Friday, November 6, 2009

Understanding the Old Testament

Reading the Old Testament: An Introduction
by Lawrence E. Boadt (Paulist Press, 1984)

Introducing the Old Testament (2nd rev. ed.)
by John W. Drane (Lion Hudson, 2000)

As a trainee Reader I had to read a lot of dense and dry theology text books, and Lawrence Boadt's "Reading the Old Testament: An Introduction" is one of the few that fired my enthusiasm. I would hasten to say that I do not agree with all the author's assumptions, but it is very unfair to him to suggest (as some American Bible-belt reviewers have done) that he does not see Holy Scripture as divinely inspired, and I am certain he does not deserve the "liberal" tag that some of the same reviewers have tried to attach to him.

The fact that Boadt (who incidentally is a Jesuit priest) is willing to explain the views of liberal scholars without attaching a Surgeon General's health warning at every turn of the page is hardly the first step on the road to perdition. Besides, if we only ever read books we wholly agree with, we may never grow up as Christians. It is always wonderful to read a book that stresses the work of the Holy Spirit behind scripture and history - but that is essentially devotional writing. Actually some of my evangelical colleagues would say that's the only sort of theology we need, but it doesn't take much reflection to see the limitations of such an approach.
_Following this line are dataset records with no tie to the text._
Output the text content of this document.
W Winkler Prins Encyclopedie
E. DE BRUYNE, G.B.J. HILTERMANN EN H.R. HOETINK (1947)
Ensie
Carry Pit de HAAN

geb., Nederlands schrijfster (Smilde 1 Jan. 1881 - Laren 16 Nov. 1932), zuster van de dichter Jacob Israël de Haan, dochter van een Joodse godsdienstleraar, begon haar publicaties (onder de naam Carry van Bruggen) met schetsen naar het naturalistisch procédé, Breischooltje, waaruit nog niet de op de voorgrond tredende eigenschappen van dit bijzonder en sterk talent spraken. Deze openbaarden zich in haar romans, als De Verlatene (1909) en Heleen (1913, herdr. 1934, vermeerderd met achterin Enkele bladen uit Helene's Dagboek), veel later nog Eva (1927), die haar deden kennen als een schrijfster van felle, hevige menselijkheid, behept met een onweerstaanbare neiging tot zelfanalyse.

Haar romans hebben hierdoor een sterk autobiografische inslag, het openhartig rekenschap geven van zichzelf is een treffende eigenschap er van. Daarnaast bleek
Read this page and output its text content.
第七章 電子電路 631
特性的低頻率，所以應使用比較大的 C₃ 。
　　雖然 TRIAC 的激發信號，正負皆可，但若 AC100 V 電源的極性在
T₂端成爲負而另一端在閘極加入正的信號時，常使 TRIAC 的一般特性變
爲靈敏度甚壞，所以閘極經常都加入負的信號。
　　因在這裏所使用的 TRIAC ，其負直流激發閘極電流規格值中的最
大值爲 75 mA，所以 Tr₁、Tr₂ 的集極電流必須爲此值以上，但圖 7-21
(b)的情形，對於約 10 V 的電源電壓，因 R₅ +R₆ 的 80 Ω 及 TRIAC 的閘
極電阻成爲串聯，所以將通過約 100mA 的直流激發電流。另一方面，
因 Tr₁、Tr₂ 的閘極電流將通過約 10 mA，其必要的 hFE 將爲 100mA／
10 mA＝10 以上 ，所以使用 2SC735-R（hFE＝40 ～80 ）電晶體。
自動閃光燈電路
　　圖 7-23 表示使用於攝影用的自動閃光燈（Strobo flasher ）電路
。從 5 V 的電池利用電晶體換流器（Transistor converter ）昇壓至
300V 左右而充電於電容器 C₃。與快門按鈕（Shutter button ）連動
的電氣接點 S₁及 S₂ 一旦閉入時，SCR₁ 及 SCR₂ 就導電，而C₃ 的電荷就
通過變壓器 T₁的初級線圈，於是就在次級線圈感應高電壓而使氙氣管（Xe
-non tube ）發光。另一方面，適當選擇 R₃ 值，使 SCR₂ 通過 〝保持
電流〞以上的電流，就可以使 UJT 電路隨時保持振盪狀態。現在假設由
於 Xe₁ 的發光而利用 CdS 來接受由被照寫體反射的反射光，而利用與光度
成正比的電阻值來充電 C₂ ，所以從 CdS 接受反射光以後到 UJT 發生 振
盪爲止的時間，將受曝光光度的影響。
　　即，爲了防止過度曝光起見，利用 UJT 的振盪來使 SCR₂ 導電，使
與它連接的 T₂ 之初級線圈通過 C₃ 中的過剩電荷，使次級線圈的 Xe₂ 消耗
How can we answer the world's questions (as indeed we can and must, with flying colours!) if we do not grapple with the questions that arise naturally when scripture is read with an open mind by anyone with a basic grasp of human history?

I find no evidence that Fr. Boadt disagrees with my own mainstream position on the inspiration of scripture; rather I tend to assume that he takes it for granted. However, he has set out to write a book not about Christian pneumatology but about divergent scholarly opinions on the historical and cultural roots of the Hebrew scriptures. That task has been undertaken by many writers ranging from Christian fundamentalists to militant atheists. I do not think any of them can have done so with more intelligence, sensitivity, honesty and grace than Boadt.

If, however, you really want a more conservative introduction that covers similar ground, try John Drane's excellent "Introduction to the Old Testament". I worked extensively with both books during my theological training, both are strongly recommended, and Drane is actually a little more up to date in terms of the latest scholarly fashions (new edition soon please, Fr. Boadt). However, the evangelical Drane writes with only the merest fraction more of a confessional flavour than the catholic Boadt, and fittingly so as both books are intended as introductions to scholarly thought rather than as discipleship manuals. In fact of the two books I found Boadt more helpful on many counts - easier to read, more interesting, better prose, better structure and generally more informative about the cultural context of the various Hebrew scriptural writings.